I’ve been so, so fortunate to not have lost anyone within an arms reach of me my entire life. When I say within an arms reach, I mean my close friends and family whom I hold dearly. We all have those people who are just in arms reach when we need to call on them, to cry with, to laugh with, to vent to, to just be with. My Grandpi was all that and more, so to have lost someone from my arms reach, hurts. It sucks and in the words of my father, “I don’t like it.” Being thousands of miles away from my people I reach out to is devastating and frustrating. I knew it was a risk when we decided to move to Zambia but to not be there to hug my beautiful grandma & yaya, my little cousins, my devoted aunt and uncle, my favorite brother and sister-in-law, and of course my amazing parents, kills me. But I remind myself that we are all in fact wonderful products of my grandpa and I can’t thank him enough for giving me a family that I love and truly enjoy being around. For that, I am very thankful. More than ever, being here in Zambia, a country he once called home, I feel more connected to him. Yet another reason to be thankful for all of his stories all those years ago, that inspired me and got me itching to be a missionary and that would one day lead me to live in one of his many “homes”. It’s really all his fault and my grandmas that I’m half way across the world because they inspired and but that fire under my feet to get out into the world and discover its many fascinating people, places, cultures and food!

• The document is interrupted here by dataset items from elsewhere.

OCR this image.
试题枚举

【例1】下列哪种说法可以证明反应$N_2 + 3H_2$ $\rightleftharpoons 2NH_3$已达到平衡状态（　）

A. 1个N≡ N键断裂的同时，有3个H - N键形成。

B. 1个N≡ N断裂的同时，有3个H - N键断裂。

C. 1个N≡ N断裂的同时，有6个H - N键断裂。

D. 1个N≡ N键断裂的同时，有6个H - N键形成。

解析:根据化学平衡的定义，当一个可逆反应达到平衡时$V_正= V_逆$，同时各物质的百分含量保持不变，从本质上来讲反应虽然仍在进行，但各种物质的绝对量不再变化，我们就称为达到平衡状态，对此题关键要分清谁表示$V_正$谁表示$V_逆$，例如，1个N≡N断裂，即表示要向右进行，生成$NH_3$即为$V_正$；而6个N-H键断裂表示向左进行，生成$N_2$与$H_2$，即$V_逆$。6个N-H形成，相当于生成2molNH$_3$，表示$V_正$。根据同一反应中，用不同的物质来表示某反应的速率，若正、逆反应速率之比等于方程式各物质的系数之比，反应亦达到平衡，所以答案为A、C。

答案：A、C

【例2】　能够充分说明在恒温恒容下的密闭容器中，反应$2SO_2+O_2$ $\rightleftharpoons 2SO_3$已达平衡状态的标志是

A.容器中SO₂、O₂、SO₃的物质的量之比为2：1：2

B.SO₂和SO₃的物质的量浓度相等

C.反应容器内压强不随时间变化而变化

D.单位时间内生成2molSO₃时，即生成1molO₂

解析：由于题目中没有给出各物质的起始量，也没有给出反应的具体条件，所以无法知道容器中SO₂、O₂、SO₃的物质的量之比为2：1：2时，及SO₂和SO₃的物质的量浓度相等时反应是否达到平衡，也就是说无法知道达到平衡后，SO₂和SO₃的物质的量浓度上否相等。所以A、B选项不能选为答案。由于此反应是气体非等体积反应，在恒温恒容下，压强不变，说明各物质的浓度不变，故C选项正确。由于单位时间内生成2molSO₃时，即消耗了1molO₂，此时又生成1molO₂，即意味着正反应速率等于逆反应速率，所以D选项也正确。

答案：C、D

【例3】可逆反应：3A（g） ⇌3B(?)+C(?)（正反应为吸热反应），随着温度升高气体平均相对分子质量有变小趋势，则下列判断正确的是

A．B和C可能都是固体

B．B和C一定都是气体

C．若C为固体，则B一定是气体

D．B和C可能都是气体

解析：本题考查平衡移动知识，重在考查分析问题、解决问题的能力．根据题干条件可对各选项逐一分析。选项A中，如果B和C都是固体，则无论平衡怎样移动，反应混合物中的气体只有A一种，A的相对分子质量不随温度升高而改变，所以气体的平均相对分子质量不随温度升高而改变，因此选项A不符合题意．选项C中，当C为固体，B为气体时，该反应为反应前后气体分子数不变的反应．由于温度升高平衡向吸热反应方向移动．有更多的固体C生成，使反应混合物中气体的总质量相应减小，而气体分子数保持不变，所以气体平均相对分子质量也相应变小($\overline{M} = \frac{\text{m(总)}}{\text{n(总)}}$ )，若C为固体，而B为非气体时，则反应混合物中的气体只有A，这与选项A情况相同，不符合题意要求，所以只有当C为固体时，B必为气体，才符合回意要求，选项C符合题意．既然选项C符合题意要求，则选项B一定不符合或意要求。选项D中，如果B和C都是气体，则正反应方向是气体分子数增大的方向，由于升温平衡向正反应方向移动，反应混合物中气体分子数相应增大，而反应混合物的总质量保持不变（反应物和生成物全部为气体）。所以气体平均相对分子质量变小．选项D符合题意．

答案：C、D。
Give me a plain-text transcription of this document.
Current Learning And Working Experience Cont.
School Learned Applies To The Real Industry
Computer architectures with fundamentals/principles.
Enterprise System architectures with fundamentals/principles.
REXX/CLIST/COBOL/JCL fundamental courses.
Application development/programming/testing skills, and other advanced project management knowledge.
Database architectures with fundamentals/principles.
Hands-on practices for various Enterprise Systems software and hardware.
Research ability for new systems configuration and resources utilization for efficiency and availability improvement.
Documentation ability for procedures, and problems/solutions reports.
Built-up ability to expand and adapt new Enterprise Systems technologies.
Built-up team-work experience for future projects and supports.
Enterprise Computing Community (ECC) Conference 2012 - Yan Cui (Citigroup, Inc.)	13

There it is, that small article “was” that I’m not yet used to seeing as I type these words or read texts from my family as we talk about him. The worst part about all this is, since it’s happening from a distance for me, when I go back home, I’ll have to relive it again when his absence is felt. When others have already begun the healing process and lived life without grandpa, I’d been living in Africa where he has been distant and alive in my brain. So when I go to my grandparents, there will only be my grandma and when we gather for birthdays or holidays, he won’t be there reading on the couch, but rather he’ll already be building his house in heaven where we all will live together someday. Either that or taking naps until we get there!